Comparison of MSE along time between the non calibrated forecast (in black) and all the different parameters tested here for the noise calibration. The snapshots shown in Fig. 3 are taken at day 15 (black dashed line)

As explained previously, the regularization term α controls the amplitude of the allowed correction drift. In our experiments, all parameters tested yield significant improvements compared to the classical case, still a good trade-off seems to be found with a control of ||v Γ||2 between 70 and 150. Starting from 150, we observe higher MSE in the very first days, certainly due to a lack of constraint on the inverse problem. In addition to the MSE results, we show in Fig. 3 a more visual example of what calibration does. At day 15, the configuration of the truth is that all four vortices are horizontal. Without calibration (first row), the vortices are slanted because of the initial underestimation of the velocity. The velocity field has not been properly corrected. On the other hand, the LU calibration offers a more reliable prediction, as we recovered the global shape of the vortices, with additional spread around the mean.

Fig. 3
figure 3

Comparison between the ensemble mean (left) and the ensemble standard deviation (right) maps, with and without calibration, at day 15 with the high-resolution truth

Finally, we show in Fig. 4 an insight of how the Girsanov correction v Γ behaves in time. As the structure of the noise is stationary, so is the structure of v Γ because it relies on the same modes as the noise. What is interesting is the evolution of the amplitude of this field, which decreases in time, meaning that most of the calibration work is done in the very first days of simulation, and once the forecast manages to get closer to the truth, the need for calibration is less crucial and the Girsanov correction gets weaker.

Fig. 4
figure 4

Vorticity of the Girsanov drift v Γ computed for one ensemble member at the first time step after the initial condition (left) and at the first time step after day 17 (right)

5 Conclusion

The findings of this paper show the ability of a data-driven noise calibration procedure to improve significantly the assimilation by EnKF of a system initialized with an underestimated initial condition.

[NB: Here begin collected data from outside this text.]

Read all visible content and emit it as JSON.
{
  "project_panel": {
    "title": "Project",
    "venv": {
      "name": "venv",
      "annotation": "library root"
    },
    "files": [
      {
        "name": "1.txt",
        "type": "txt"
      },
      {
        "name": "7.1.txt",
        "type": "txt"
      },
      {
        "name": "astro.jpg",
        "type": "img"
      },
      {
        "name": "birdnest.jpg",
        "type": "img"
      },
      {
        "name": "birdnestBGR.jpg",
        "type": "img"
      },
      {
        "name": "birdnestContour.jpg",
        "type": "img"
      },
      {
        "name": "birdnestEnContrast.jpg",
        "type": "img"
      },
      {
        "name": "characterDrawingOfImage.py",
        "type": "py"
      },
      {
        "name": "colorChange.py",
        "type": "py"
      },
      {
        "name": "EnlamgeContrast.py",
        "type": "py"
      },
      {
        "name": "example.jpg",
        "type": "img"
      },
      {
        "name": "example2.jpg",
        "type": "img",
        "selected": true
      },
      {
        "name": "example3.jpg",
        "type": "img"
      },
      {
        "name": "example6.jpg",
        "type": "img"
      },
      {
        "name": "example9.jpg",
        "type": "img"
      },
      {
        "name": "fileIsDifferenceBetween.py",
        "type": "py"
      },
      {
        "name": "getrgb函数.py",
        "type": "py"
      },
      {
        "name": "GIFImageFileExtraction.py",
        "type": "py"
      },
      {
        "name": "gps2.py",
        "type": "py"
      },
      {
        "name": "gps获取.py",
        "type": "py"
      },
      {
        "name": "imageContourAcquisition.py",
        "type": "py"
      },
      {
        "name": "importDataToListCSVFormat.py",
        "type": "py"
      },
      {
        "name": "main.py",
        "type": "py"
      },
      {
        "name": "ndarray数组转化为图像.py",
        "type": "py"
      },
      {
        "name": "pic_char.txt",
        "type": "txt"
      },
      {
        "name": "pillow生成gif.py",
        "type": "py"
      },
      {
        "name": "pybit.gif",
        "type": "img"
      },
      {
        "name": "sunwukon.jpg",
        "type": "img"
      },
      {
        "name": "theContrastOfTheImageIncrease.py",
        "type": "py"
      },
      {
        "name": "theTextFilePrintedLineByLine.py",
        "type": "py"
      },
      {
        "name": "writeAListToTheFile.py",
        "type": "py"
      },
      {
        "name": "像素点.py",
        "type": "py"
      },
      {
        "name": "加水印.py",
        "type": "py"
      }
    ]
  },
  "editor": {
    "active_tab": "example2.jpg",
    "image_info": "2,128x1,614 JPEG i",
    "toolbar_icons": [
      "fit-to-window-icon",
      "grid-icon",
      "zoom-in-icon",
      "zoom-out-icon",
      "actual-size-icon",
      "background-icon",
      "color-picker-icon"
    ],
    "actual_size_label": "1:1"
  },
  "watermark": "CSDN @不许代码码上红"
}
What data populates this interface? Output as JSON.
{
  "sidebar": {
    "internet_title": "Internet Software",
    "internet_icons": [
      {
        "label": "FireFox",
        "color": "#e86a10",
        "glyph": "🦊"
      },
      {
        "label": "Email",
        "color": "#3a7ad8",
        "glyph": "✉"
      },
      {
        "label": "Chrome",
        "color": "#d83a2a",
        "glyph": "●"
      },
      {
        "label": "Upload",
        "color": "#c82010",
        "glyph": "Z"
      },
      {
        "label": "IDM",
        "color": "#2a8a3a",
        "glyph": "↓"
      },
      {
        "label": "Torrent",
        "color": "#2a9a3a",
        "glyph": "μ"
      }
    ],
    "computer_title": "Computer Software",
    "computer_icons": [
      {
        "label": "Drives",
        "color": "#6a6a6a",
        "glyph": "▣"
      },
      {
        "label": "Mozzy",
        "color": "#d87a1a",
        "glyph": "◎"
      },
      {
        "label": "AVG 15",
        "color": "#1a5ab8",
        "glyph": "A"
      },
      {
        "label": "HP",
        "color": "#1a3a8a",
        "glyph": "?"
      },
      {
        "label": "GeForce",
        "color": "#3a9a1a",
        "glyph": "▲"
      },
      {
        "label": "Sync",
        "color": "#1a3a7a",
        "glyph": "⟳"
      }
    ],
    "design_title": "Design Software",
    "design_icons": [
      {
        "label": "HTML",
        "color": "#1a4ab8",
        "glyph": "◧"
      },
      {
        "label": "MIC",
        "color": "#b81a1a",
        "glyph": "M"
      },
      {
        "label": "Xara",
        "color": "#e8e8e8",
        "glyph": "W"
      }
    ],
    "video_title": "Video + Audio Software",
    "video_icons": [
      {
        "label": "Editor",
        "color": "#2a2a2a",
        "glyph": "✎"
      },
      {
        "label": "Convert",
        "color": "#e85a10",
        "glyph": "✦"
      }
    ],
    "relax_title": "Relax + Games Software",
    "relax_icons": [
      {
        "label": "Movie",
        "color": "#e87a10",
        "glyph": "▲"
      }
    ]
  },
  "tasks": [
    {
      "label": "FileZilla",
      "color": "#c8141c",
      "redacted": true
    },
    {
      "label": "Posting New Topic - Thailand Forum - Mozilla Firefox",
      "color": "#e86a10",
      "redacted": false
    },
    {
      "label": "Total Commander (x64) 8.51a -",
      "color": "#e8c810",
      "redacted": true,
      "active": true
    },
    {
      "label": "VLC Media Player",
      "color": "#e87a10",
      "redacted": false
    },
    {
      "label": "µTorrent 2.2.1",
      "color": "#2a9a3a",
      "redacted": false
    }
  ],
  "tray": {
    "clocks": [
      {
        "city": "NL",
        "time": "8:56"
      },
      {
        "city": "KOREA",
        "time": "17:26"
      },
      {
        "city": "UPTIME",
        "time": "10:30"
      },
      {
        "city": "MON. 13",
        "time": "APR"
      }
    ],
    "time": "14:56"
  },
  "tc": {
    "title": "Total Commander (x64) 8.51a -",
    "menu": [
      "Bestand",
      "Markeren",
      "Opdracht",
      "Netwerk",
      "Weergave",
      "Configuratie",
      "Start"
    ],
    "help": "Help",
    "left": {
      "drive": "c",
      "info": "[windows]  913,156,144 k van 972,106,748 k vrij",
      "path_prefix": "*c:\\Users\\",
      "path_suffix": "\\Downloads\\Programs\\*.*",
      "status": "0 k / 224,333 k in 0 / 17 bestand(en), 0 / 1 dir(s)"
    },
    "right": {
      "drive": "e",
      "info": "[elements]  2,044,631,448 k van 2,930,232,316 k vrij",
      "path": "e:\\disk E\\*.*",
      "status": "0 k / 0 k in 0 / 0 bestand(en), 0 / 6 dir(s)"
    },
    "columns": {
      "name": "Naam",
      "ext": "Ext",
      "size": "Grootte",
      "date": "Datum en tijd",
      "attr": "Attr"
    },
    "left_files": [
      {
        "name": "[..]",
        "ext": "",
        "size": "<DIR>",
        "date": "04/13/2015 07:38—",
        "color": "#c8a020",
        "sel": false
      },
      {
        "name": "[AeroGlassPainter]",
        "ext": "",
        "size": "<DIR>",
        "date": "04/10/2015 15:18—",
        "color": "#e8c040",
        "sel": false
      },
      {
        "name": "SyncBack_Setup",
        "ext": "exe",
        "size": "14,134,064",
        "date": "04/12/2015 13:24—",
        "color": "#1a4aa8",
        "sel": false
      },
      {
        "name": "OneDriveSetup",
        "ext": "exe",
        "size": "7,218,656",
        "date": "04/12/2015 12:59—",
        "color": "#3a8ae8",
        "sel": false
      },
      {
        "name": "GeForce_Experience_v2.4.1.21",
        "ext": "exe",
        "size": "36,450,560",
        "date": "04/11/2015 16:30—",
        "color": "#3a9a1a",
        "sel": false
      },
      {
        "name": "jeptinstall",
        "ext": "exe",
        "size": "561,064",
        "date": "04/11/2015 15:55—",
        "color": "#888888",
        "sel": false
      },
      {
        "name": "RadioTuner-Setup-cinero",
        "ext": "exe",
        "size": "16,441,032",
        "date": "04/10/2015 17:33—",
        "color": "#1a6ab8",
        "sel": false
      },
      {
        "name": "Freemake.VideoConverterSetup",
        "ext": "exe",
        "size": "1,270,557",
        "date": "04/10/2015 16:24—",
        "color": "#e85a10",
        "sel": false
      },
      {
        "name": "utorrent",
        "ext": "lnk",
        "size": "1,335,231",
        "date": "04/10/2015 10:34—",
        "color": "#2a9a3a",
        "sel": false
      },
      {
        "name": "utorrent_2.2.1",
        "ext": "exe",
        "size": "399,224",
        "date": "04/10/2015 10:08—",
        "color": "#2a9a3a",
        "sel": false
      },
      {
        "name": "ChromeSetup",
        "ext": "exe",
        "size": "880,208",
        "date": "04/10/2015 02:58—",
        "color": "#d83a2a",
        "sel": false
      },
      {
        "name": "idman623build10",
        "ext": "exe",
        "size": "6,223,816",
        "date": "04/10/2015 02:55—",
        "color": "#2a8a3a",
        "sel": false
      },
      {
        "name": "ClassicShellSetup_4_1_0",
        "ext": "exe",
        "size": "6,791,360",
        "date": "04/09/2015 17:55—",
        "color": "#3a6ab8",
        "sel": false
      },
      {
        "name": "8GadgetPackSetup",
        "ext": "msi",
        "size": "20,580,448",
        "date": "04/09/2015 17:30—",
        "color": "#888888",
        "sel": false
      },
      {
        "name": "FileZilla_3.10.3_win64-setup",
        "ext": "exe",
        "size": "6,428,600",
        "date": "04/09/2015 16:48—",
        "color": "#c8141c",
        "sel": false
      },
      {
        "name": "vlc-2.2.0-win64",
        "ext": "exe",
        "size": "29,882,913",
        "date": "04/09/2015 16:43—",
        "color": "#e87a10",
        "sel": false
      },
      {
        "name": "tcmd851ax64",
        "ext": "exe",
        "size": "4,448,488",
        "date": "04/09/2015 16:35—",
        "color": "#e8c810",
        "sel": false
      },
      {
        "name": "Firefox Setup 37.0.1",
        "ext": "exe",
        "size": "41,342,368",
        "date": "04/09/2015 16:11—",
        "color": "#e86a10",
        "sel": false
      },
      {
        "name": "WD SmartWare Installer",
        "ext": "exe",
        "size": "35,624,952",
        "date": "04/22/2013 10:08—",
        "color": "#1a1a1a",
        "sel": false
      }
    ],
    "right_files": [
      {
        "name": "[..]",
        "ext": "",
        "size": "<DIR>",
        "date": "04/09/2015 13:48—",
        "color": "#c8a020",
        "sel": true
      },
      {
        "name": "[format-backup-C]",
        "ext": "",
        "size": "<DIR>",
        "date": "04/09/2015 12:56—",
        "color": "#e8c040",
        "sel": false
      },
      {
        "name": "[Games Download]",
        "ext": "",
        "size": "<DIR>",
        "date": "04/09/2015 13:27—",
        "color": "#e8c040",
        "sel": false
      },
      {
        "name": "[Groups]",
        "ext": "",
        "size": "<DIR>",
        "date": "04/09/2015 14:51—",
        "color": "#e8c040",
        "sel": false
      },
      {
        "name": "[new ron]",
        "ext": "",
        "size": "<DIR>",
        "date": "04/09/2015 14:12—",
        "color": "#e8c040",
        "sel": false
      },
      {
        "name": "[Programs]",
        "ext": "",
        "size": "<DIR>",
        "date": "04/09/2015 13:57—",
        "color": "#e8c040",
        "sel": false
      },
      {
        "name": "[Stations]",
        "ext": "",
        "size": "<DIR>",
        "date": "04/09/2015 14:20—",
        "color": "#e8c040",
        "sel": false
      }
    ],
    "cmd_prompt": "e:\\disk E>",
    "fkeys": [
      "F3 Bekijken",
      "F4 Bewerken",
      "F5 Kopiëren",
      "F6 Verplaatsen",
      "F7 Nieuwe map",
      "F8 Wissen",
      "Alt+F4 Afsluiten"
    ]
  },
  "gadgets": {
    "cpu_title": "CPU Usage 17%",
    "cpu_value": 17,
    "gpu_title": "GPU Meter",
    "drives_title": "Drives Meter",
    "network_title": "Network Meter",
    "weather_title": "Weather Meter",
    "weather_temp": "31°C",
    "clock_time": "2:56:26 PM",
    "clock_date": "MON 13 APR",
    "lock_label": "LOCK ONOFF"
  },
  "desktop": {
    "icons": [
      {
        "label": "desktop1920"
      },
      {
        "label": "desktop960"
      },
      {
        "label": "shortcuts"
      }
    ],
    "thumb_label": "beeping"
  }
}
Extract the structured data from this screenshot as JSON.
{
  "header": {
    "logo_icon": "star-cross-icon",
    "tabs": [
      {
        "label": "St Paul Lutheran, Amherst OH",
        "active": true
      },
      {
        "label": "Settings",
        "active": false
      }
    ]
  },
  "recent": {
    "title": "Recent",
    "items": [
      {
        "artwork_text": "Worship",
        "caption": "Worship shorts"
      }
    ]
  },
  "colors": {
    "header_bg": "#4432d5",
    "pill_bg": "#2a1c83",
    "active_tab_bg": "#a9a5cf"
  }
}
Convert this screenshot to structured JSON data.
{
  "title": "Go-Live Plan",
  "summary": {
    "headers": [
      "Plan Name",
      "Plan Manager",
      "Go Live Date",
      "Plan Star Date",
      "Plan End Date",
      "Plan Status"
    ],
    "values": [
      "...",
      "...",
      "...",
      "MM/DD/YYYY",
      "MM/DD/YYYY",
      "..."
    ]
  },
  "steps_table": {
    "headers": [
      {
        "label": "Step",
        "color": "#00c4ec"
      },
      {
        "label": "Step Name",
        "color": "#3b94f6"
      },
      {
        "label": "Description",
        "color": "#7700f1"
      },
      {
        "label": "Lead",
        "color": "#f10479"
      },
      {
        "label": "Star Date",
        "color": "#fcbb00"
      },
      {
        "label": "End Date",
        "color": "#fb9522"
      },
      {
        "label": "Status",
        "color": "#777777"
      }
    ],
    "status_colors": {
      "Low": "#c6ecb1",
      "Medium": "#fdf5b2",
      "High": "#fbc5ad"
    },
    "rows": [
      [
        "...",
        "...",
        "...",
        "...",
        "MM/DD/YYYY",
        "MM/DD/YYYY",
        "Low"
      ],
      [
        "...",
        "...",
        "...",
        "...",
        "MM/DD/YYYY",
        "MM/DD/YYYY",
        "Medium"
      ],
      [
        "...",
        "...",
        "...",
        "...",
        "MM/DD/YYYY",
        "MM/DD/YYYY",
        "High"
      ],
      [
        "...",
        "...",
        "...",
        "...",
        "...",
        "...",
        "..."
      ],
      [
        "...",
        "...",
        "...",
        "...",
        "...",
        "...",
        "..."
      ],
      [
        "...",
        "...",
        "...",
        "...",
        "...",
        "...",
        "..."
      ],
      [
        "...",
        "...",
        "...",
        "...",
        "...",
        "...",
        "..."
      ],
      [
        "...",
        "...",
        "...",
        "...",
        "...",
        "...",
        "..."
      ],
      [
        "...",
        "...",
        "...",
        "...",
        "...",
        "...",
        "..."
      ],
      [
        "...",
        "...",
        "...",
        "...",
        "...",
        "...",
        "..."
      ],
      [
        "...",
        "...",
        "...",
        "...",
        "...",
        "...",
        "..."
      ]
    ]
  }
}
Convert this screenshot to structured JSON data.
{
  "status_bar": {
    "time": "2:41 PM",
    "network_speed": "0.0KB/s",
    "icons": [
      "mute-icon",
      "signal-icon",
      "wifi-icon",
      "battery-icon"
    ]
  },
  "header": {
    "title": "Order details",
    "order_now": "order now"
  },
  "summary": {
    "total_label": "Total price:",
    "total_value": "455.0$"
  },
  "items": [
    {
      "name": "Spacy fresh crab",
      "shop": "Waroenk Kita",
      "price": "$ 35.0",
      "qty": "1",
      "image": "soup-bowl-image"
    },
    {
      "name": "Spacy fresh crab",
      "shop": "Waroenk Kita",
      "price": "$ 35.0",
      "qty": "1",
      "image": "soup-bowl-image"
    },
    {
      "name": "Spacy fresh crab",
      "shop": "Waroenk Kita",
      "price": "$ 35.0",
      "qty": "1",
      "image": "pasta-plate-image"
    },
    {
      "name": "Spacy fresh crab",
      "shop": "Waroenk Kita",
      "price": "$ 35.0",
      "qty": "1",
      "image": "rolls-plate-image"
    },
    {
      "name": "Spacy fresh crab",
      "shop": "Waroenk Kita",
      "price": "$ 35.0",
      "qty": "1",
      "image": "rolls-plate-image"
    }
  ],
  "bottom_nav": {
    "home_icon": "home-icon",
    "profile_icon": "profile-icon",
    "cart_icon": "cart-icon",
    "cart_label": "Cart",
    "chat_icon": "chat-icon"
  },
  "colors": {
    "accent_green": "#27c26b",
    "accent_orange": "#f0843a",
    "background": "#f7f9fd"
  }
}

As already mentioned in Sect. 2, we intend to extend this setting to non-stationary noises, as they were shown to be associated to a better quantification of the uncertainty (see [6] for details). Regarding computational effort, the calibration procedure is intrinsically paralellizable ensemble-wise, and the techniques used are close to optical flow estimation procedures, for which efficient solutions exist. The tuning step of α is the more expensive step for now, for which more sophisticated methods could be envisaged.